Rund um den Hausberg79. Jg.August 2007Nr. 8

100 Jahre „Bad“ Lauterberg „im Harz“

Von der Gründung des Bades bis zur Verleihung des Titels „Bad“


Gudrun Teyke


Auf Betreiben des Bürgermeisters Carl Ernst von Ernsthausen erhielt der Flecken Lauterberg am 22. Dezember 1906 von der Bezirksregierung Hildesheim die Genehmigung, die Bezeichnungen „Bad“ und „im Harz“ amtlich und postalisch zu führen.

Alles begann mit dem Ungehorsam eines Jungen aus einem Pfarrhaus in Gifhorn. Dieser Junge hieß Ernst Heinrich Benjamin Ritscher. Nach dem Willen seines Vaters sollte er ebenfalls Pfarrer werden. Da seine ganze Neigung und Leidenschaft aber darin gipfelte, Arzt zu werden, studierte er ohne Wissen seiner Eltern in Göttingen Medizin und erst als er seinen Dr. med. gemacht hatte, beichtete er seinen Eltern sein Vorgehen.
Im Alter von 23 Jahren wurde er als Arzt in den Flecken Lauterberg versetzt und eröffnete hier am 18. Mai 1826 seine Praxis. Er war der einzige Arzt für 3380 Einwohner.
Was fand Ritscher hier vor? Der Bergbau in der einst blühenden freien Bergstadt war zum Erliegen gekommen, das einst größte Industrieunternehmen des Königreichs Hannover, die Königshütte, lag am Boden. Seit man im Ruhrgebiet Steinkohle entdeckt hatte, lohnte die Eisenverhüttung mit der im Harz hergestellten Holzkohle nicht mehr. Die Bevölkerung hielt sich mühsam mit Holzwirtschaft, Viehwirtschaft und Landwirtschaft für den Eigenbedarf über Wasser.
Zwar hatte der Fabrikant C. F. Deig eine fast weltweite Zündholzindustrie aufgebaut, in der in Lauterberg, Andreasberg und Barbis zeitweilig 2400 Beschäftigte arbeiteten, aber sehr bald erkannte man, dass der ständige Umgang mit dem Schwefel zu Siechtum und frühem Tod führte.

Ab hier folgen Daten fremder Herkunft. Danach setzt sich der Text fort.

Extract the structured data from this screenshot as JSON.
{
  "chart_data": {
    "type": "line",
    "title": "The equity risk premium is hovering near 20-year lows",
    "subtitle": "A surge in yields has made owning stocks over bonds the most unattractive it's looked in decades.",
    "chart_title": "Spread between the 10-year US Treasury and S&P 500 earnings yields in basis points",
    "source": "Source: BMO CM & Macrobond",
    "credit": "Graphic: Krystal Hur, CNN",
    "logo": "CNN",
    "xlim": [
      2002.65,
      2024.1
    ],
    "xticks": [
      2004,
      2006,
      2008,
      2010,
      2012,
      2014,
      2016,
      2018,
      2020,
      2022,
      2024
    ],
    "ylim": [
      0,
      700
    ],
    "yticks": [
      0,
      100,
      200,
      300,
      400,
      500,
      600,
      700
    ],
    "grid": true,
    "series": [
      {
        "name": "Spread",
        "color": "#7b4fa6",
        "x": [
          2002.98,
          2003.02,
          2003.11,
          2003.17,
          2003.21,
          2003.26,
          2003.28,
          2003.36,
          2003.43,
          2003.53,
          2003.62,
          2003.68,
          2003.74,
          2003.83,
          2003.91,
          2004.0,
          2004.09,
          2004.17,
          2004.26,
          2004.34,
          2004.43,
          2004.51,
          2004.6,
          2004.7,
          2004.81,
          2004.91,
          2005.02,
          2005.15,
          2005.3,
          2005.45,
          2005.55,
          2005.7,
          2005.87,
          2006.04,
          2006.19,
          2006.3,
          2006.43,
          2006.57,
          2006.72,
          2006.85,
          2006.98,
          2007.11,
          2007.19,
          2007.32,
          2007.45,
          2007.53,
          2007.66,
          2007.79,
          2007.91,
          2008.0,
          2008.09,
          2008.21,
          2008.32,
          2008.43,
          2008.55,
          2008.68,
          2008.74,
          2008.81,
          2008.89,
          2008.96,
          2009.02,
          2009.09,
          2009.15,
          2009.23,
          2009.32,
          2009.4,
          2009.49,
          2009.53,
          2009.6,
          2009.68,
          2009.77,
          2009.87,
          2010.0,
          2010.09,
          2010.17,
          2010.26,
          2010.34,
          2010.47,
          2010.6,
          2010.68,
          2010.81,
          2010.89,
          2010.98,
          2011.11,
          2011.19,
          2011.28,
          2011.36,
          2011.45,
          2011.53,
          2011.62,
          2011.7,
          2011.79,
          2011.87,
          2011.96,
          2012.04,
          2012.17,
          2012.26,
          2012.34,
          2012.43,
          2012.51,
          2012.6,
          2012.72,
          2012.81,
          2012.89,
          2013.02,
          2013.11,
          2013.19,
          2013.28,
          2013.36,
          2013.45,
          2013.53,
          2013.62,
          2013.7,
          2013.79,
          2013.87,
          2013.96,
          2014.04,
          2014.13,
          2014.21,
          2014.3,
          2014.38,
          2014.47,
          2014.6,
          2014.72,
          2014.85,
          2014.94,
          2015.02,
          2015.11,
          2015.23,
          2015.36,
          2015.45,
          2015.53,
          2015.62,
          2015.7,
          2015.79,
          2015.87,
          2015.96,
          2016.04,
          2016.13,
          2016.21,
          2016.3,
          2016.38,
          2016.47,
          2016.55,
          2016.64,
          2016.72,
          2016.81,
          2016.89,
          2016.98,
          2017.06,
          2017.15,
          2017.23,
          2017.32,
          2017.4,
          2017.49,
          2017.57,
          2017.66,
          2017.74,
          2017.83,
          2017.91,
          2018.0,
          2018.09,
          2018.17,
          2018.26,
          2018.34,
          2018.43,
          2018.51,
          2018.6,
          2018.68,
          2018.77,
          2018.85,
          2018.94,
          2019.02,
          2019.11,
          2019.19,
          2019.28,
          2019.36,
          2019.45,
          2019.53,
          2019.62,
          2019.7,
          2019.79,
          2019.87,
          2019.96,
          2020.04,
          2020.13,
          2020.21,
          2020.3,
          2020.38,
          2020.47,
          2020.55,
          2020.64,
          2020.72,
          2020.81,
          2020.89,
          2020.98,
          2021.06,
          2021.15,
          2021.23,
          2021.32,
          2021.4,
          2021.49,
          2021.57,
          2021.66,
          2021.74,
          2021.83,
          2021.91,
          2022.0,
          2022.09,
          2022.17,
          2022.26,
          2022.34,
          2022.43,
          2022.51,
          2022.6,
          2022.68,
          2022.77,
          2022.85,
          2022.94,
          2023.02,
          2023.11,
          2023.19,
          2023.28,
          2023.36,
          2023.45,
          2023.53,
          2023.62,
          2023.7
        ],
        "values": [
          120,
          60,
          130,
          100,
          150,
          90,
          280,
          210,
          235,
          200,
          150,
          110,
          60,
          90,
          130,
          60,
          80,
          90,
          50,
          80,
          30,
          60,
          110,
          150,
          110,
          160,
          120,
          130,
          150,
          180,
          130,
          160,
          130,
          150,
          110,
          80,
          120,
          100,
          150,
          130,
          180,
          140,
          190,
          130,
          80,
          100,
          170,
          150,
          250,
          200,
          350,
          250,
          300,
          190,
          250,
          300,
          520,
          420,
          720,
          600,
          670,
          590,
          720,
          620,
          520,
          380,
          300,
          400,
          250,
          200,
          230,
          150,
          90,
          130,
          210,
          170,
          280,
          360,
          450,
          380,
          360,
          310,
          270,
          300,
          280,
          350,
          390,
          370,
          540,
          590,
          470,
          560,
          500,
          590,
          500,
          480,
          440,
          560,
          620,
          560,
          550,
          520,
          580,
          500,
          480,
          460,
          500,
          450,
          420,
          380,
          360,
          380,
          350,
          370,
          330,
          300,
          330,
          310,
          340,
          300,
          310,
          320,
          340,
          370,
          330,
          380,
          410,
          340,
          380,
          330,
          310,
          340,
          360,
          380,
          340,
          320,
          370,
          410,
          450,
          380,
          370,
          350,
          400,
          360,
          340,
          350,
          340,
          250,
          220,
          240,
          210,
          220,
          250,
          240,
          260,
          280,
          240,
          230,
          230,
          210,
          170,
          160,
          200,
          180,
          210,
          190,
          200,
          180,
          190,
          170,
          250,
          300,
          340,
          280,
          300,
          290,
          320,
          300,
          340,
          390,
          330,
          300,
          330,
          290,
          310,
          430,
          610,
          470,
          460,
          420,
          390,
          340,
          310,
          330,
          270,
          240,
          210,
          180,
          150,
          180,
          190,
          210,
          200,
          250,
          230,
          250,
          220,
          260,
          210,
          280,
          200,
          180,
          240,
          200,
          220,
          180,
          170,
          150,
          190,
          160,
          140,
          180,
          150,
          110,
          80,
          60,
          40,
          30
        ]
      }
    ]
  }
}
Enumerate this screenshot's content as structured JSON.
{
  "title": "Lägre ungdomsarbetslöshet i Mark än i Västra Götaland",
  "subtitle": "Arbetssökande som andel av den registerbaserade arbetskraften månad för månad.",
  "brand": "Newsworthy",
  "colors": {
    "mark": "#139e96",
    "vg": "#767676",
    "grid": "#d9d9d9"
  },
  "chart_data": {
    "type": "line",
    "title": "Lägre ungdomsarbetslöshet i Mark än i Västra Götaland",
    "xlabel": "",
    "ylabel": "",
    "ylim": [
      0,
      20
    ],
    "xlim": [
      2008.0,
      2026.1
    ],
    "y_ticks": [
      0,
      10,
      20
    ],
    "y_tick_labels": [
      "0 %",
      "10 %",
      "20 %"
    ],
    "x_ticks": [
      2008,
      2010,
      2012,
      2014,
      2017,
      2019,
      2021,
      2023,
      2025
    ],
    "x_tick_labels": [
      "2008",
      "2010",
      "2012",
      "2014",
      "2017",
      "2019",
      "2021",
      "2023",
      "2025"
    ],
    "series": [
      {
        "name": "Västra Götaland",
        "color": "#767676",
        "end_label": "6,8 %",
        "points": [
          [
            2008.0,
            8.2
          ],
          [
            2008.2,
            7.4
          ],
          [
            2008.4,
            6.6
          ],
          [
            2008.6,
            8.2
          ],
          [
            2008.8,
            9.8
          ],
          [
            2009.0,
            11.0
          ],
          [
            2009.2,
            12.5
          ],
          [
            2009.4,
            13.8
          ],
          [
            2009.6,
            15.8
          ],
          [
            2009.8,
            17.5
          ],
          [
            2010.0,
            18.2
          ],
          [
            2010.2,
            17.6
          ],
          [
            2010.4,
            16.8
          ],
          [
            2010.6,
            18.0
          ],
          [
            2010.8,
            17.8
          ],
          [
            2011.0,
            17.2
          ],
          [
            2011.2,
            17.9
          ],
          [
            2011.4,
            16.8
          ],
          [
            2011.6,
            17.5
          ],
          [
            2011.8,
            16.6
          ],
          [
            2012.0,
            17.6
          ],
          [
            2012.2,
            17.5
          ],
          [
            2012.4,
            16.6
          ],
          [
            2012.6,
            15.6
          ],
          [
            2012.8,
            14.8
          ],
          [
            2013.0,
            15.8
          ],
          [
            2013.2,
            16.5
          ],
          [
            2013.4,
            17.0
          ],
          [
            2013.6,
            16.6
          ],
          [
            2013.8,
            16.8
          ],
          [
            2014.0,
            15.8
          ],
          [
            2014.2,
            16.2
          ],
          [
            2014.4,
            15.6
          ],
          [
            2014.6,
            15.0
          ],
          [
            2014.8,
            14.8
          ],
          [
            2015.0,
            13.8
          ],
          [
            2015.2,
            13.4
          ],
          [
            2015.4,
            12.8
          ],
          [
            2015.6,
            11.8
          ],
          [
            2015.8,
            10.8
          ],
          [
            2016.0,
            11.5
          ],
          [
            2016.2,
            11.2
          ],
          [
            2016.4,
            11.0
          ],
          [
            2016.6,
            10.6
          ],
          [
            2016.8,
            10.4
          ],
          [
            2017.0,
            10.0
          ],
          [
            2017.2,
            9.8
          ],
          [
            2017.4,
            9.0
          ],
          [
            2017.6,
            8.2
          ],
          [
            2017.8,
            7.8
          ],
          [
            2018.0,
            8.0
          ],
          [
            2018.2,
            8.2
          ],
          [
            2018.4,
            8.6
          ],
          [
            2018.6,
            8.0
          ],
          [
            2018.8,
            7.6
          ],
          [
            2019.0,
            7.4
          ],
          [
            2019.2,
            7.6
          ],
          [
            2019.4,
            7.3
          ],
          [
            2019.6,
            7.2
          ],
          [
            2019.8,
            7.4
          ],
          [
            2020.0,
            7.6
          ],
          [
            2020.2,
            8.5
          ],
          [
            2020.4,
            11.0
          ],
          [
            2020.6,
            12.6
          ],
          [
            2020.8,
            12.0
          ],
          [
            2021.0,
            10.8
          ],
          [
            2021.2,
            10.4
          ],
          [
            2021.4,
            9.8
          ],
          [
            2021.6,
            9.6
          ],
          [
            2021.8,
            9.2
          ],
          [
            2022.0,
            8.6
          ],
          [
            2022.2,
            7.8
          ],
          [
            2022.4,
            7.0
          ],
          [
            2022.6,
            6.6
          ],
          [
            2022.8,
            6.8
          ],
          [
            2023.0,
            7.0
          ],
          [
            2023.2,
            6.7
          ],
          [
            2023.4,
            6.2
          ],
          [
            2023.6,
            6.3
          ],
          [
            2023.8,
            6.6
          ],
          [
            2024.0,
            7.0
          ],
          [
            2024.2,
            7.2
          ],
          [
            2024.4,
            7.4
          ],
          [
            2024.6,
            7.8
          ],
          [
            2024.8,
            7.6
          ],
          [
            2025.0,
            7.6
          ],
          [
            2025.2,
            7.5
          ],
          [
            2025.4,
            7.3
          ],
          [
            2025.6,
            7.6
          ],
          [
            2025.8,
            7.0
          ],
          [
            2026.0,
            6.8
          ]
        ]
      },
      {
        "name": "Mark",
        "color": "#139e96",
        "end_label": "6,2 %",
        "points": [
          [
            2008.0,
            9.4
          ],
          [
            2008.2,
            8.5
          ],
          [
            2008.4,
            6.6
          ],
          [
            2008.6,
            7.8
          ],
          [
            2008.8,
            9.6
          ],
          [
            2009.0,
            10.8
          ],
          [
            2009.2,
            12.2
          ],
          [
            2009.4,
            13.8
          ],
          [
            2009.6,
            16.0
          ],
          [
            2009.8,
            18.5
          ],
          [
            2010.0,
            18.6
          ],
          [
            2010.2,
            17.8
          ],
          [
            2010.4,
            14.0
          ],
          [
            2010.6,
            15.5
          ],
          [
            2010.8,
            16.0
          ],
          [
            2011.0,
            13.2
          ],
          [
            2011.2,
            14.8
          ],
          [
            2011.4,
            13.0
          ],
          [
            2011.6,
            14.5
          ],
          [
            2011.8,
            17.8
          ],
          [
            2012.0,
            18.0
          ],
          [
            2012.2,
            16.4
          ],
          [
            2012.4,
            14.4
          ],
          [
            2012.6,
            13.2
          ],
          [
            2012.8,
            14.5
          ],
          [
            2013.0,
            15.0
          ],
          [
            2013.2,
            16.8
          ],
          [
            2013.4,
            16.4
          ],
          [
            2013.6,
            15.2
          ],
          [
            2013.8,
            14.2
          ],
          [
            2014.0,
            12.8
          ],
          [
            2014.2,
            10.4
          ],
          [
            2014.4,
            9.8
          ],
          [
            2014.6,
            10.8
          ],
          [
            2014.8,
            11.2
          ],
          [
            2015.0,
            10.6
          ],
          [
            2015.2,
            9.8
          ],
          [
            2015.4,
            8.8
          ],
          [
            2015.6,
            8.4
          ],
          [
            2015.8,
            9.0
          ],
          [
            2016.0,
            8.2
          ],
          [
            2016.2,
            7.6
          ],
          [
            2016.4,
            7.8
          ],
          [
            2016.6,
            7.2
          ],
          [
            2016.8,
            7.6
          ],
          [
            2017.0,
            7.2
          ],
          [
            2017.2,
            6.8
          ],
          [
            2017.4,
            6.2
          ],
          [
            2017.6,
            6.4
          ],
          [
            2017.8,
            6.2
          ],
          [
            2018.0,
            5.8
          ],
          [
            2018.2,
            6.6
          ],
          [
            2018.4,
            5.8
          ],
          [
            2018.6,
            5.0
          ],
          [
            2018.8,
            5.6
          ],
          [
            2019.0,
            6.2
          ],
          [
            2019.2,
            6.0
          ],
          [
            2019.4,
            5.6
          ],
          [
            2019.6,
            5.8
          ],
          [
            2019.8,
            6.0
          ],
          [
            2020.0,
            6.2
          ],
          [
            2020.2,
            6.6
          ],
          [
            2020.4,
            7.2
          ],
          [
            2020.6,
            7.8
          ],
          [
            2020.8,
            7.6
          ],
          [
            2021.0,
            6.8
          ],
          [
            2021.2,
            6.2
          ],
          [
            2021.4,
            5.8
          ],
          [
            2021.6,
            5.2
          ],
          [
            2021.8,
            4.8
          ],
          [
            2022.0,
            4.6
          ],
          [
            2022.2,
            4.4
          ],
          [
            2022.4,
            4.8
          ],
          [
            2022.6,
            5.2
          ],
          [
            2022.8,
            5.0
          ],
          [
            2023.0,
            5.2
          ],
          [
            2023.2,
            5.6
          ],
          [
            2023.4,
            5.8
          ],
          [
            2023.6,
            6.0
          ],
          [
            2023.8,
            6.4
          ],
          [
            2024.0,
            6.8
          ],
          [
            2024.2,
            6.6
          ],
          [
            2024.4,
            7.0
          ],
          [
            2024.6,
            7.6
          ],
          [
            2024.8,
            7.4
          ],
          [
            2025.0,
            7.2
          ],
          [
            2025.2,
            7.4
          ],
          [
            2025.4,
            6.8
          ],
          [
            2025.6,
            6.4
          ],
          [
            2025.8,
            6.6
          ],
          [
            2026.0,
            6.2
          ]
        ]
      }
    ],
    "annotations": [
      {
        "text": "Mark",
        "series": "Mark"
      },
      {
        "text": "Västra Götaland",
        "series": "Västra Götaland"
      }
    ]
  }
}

Die Not der Bevölkerung rührte Ritscher zutiefst und er überlegte, wie er den Menschen wirtschaftlich und gesundheitlich helfen könne. Dabei stieß er auf Berichte von den Erfolgen der Kaltwasserkuren, die Vincent Prießnitz, ein Bauer im schlesischen Gräfenberg verabfolgte.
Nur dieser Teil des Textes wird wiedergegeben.